Evelyn Nesbit, despite her lower class background, has risen to a level of fame that has provided her with a comfortable lifestyle. Her adventure into the Lower East Side, therefore, addresses her naivete about the immigrant condition. She becomes shocked when she learns about the hardships of life on the streets and in the tenements. Once she befriends Tateh and his little girl, she becomes infatuated with the girl, and exhibits some motherly behaviors toward her, as well as identifying with the girl's mother. The irony lies in the fact that while Evelyn does not envy the family's poverty, she becomes covetous of their little girl. Having had no children of her own, Evelyn experiences the maternal yearnings that reflect the missed opportunities of her life.

Emma Goldman plays an essential role in the novel, as she forces Evelyn Nesbit to examine her lifestyle. When Emma brings Evelyn home in chapter eight, she criticizes the choices Evelyn has made. Goldman, a strong supporter of the truth, attempts to convince Evelyn of the futility of the lies by which he has lived her life. She says, "Because like all whores you value propriety. You are a creature of capitalism, the ethics of which are so totally corrupt and hypocritical that your beauty is no more than the beauty of gold, which is to say false and cold and useless." Emma Goldman's strongly feminist principles also come into play during her interactions with Evelyn; she disapproves of the restrictive corset Evelyn wears to maintain her youthful and attractive appearance, and her appeal to men; Goldman advocates a more natural look. Goldman also tries to demonstrate to Evelyn that the two women do not have as many differences as she might think. Doctorow writes, "We know, don't we? Both of us what it means to have a man in jail. The two women looked at each other. There was silence for some moments. Of course your man is a pervert, a parasite, a leech. A foul loathsome sybarite. But there are correspondences, you see? Our lives correspond, our spirits touch each other like notes in harmony, and in the total human fate, we are sisters." In creating this bond between the two women, and in recounting some of her life struggles, Goldman enables Evelyn to contemplate how their lives might simply be a matter of differing circumstances and choices.

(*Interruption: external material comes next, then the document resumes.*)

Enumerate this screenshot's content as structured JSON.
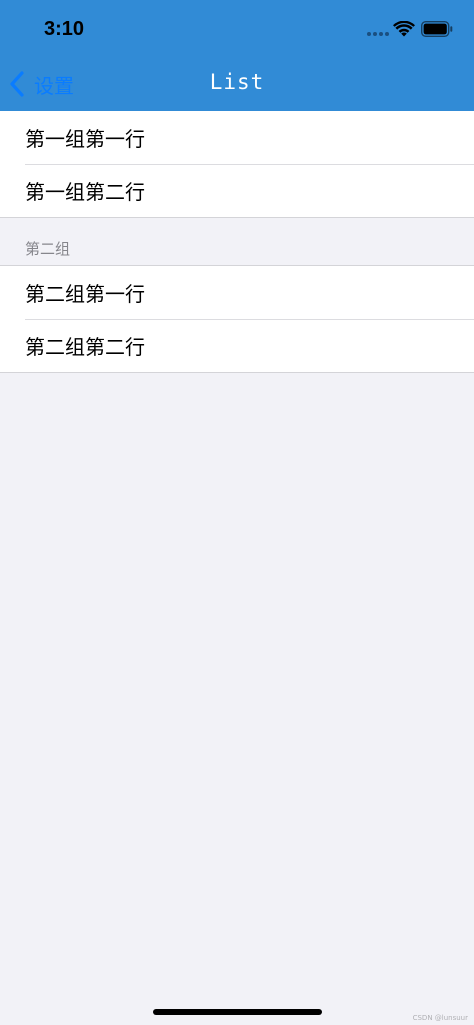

E.L. Doctorow often employs unconventional capitalization and punctuation to place emphasis on certain aspects of the novel. For example, he never uses quotation marks in the novel's dialogues. In addition, he capitalizes the words Mother, Mother's Younger Brother, and Father. The reader never learns their names; in this way, Doctorow implies that this upper class family could be any other upper class family. Its generic quality speaks to Doctorow's objective of addressing the widespread nature of this family's mentality.

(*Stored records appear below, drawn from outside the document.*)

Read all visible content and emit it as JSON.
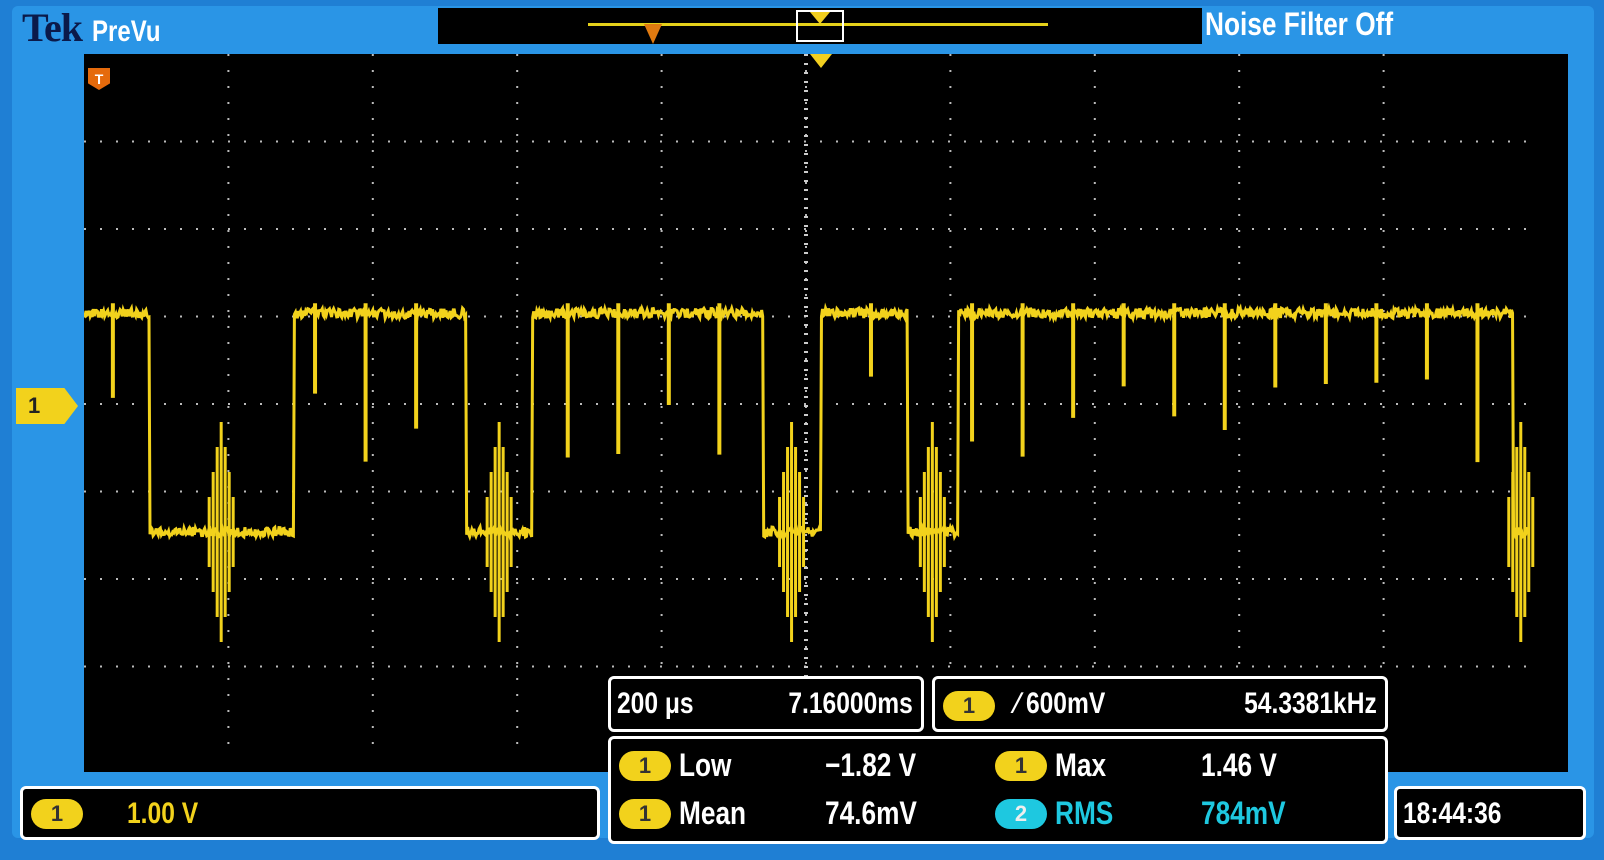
{
  "brand": {
    "maker": "Tek",
    "mode": "PreVu"
  },
  "status": {
    "noise_filter": "Noise Filter Off"
  },
  "channel1": {
    "marker": "1",
    "vertical_scale": "1.00 V"
  },
  "horizontal": {
    "timebase": "200 μs",
    "position": "7.16000ms"
  },
  "trigger": {
    "channel": "1",
    "slope": "rising",
    "level": "∕ 600mV",
    "frequency": "54.3381kHz"
  },
  "trigger_badge": "T",
  "measurements": [
    {
      "channel": "1",
      "label": "Low",
      "value": "−1.82 V",
      "color": "#f2d21c"
    },
    {
      "channel": "1",
      "label": "Max",
      "value": "1.46 V",
      "color": "#f2d21c"
    },
    {
      "channel": "1",
      "label": "Mean",
      "value": "74.6mV",
      "color": "#f2d21c"
    },
    {
      "channel": "2",
      "label": "RMS",
      "value": "784mV",
      "color": "#1ec8e0"
    }
  ],
  "clock": "18:44:36",
  "colors": {
    "trace_ch1": "#f2d21c",
    "trace_ch2": "#1ec8e0",
    "bezel": "#2a95e6",
    "trigger_marker": "#e56a0c"
  },
  "waveform": {
    "volts_per_div": 1.0,
    "high_level_v": 0.9,
    "low_level_v": -1.6,
    "low_segments_div": [
      [
        0.45,
        1.45
      ],
      [
        2.65,
        3.1
      ],
      [
        4.7,
        5.1
      ],
      [
        5.7,
        6.05
      ],
      [
        9.9,
        10.0
      ]
    ]
  }
}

The narrative voice in Ragtime provides a particularly interesting perspective. Although the narration often focuses on the little boy's perspective, it also refers to the little boy in the third person. Therefore, the narrative style might be described as third-person omniscient. However, Doctorow employs additional elements that make the narration more complex; for example, it seems that the narrator has historical perspective. For this reason, many critics believe the narrator is in fact the same little boy many years later, around the publication of the novel in 1974.